Mechanism: Telomere shortening induces epigenetic silencing of mitophagy genes (BNIP3L/FUNDC1), leading to mitochondrial dysfunction and increased oxidative stress, which further accelerates telomere attrition in a feedforward loop. Readout: Readout: Urolithin A treatment or CRISPR activation of BNIP3L improves mitochondrial health, reduces telomeric 8-oxoG lesions, and decelerates the DunedinPACE biological aging clock.
Background: Telomere shortening is a hallmark of aging, yet the mechanism by which critically short telomeres propagate systemic mitochondrial dysfunction remains poorly defined. Telomere position effect (TPE) — epigenetic silencing of genes near telomeres — has been demonstrated for loci up to 10 Mb from chromosome ends. Notably, several key mitophagy regulators (BNIP3L/Nix on chr8p, FUNDC1 on chrXp) reside within TPE-sensitive distances.

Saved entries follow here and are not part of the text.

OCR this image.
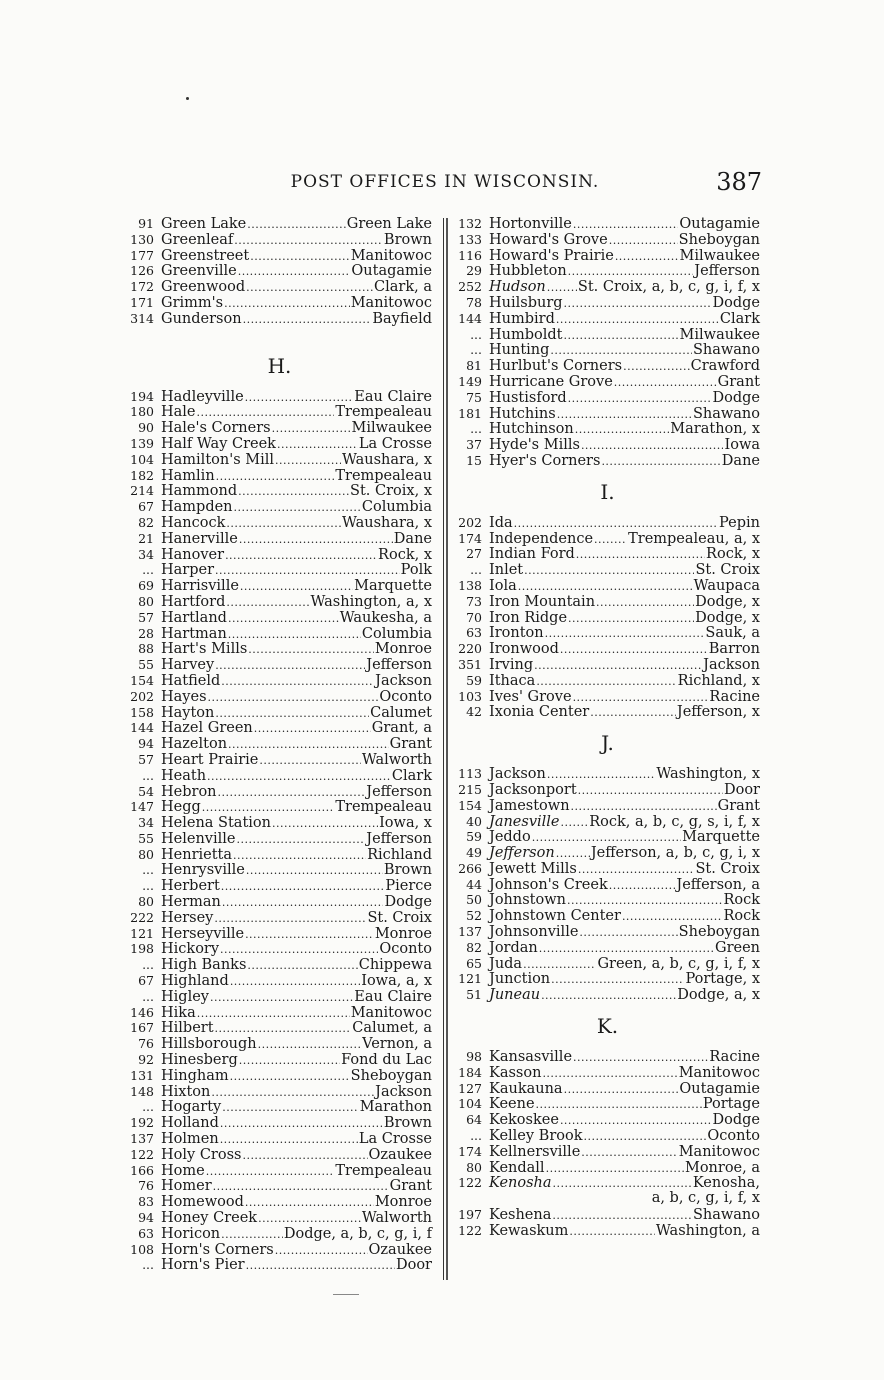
POST OFFICES IN WISCONSIN.	387
91 Green Lake . . .	Green Lake
130 Greenleaf . . .	Brown
177 Greenstreet . . .	Manitowoc
126 Greenville . . .	Outagamie
172 Greenwood . . .	Clark, a
171 Grimm's . . .	Manitowoc
314 Gunderson . . .	Bayfield
H.
194 Hadleyville . . .	Eau Claire
180 Hale . . .	Trempealeau
90 Hale's Corners . . .	Milwaukee
139 Half Way Creek . . .	La Crosse
104 Hamilton's Mill . . .	Waushara, x
182 Hamlin . . .	Trempealeau
214 Hammond . . .	St. Croix, x
67 Hampden . . .	Columbia
82 Hancock . . .	Waushara, x
21 Hanerville . . .	Dane
34 Hanover . . .	Rock, x
... Harper . . .	Polk
69 Harrisville . . .	Marquette
80 Hartford . . .	Washington, a, x
57 Hartland . . .	Waukesha, a
28 Hartman . . .	Columbia
88 Hart's Mills . . .	Monroe
55 Harvey . . .	Jefferson
154 Hatfield . . .	Jackson
202 Hayes . . .	Oconto
158 Hayton . . .	Calumet
144 Hazel Green . . .	Grant, a
94 Hazelton . . .	Grant
57 Heart Prairie . . .	Walworth
... Heath . . .	Clark
54 Hebron . . .	Jefferson
147 Hegg . . .	Trempealeau
34 Helena Station . . .	Iowa, x
55 Helenville . . .	Jefferson
80 Henrietta . . .	Richland
... Henrysville . . .	Brown
... Herbert . . .	Pierce
80 Herman . . .	Dodge
222 Hersey . . .	St. Croix
121 Herseyville . . .	Monroe
198 Hickory . . .	Oconto
... High Banks . . .	Chippewa
67 Highland . . .	Iowa, a, x
... Higley . . .	Eau Claire
146 Hika . . .	Manitowoc
167 Hilbert . . .	Calumet, a
76 Hillsborough . . .	Vernon, a
92 Hinesberg . . .	Fond du Lac
131 Hingham . . .	Sheboygan
148 Hixton . . .	Jackson
... Hogarty . . .	Marathon
192 Holland . . .	Brown
137 Holmen . . .	La Crosse
122 Holy Cross . . .	Ozaukee
166 Home . . .	Trempealeau
76 Homer . . .	Grant
83 Homewood . . .	Monroe
94 Honey Creek . . .	Walworth
63 Horicon . . .	Dodge, a, b, c, g, i, f
108 Horn's Corners . . .	Ozaukee
... Horn's Pier . . .	Door
132 Hortonville . . .	Outagamie
133 Howard's Grove . . .	Sheboygan
116 Howard's Prairie . . .	Milwaukee
29 Hubbleton . . .	Jefferson
252 Hudson . . . St. Croix, a, b, c, g, i, f, x
78 Huilsburg . . .	Dodge
144 Humbird . . .	Clark
... Humboldt . . .	Milwaukee
... Hunting . . .	Shawano
81 Hurlbut's Corners . . .	Crawford
149 Hurricane Grove . . .	Grant
75 Hustisford . . .	Dodge
181 Hutchins . . .	Shawano
... Hutchinson . . .	Marathon, x
37 Hyde's Mills . . .	Iowa
15 Hyer's Corners . . .	Dane
I.
202 Ida . . .	Pepin
174 Independence . . . Trempealeau, a, x
27 Indian Ford . . .	Rock, x
... Inlet . . .	St. Croix
138 Iola . . .	Waupaca
73 Iron Mountain . . .	Dodge, x
70 Iron Ridge . . .	Dodge, x
63 Ironton . . .	Sauk, a
220 Ironwood . . .	Barron
351 Irving . . .	Jackson
59 Ithaca . . .	Richland, x
103 Ives' Grove . . .	Racine
42 Ixonia Center . . .	Jefferson, x
J.
113 Jackson . . .	Washington, x
215 Jacksonport . . .	Door
154 Jamestown . . .	Grant
40 Janesville . . . Rock, a, b, c, g, s, i, f, x
59 Jeddo . . .	Marquette
49 Jefferson . . . Jefferson, a, b, c, g, i, x
266 Jewett Mills . . .	St. Croix
44 Johnson's Creek . . .	Jefferson, a
50 Johnstown . . .	Rock
52 Johnstown Center . . .	Rock
137 Johnsonville . . .	Sheboygan
82 Jordan . . .	Green
65 Juda . . .	Green, a, b, c, g, i, f, x
121 Junction . . .	Portage, x
51 Juneau . . .	Dodge, a, x
K.
98 Kansasville . . .	Racine
184 Kasson . . .	Manitowoc
127 Kaukauna . . .	Outagamie
104 Keene . . .	Portage
64 Kekoskee . . .	Dodge
... Kelley Brook . . .	Oconto
174 Kellnersville . . .	Manitowoc
80 Kendall . . .	Monroe, a
122 Kenosha . . .	Kenosha,
a, b, c, g, i, f, x
197 Keshena . . .	Shawano
122 Kewaskum . . .	Washington, a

Hypothesis: As telomeres shorten with age, TPE-dependent silencing of BNIP3L and FUNDC1 impairs receptor-mediated mitophagy, leading to accumulation of damaged mitochondria with elevated ROS. This ROS surplus accelerates telomeric 8-oxoguanine lesions — which are preferentially repaired poorly at telomeres due to shelterin-mediated BER exclusion — creating a feedforward loop: short telomeres → silenced mitophagy genes → damaged mitochondria → ROS → faster telomere attrition.
Testable Prediction: (1) Single-cell ATAC-seq of replicatively aged human fibroblasts will show progressive loss of chromatin accessibility at BNIP3L and FUNDC1 loci correlating with telomere length (measured by FISH). (2) Urolithin A — a mitophagy inducer acting downstream of BNIP3L/FUNDC1 via PINK1-independent pathways — will break the feedforward loop, reducing telomeric 8-oxoG lesions (immunofluorescence-FISH) and decelerating DunedinPACE in a 12-week RCT of adults aged 60-75. (3) CRISPR activation of BNIP3L in TPE-silenced cells will phenocopy urolithin A effects on mitochondrial membrane potential (JC-1) and telomere attrition rate.
Intersection with Rheumatic Disease: Accelerated telomere shortening is documented in RA and SLE lymphocytes. If TPE-driven mitophagy failure contributes to the premature immunosenescence seen in these conditions, urolithin A supplementation adjunctive to DMARDs could reduce the bioenergetic crisis underlying lymphopenia and infection susceptibility in autoimmune patients.
Falsification Criteria: If BNIP3L/FUNDC1 accessibility does not correlate with telomere length in aged fibroblasts, or if urolithin A fails to reduce telomeric oxidative lesions despite rescuing bulk mitophagy, the TPE-mitophagy feedforward model is refuted.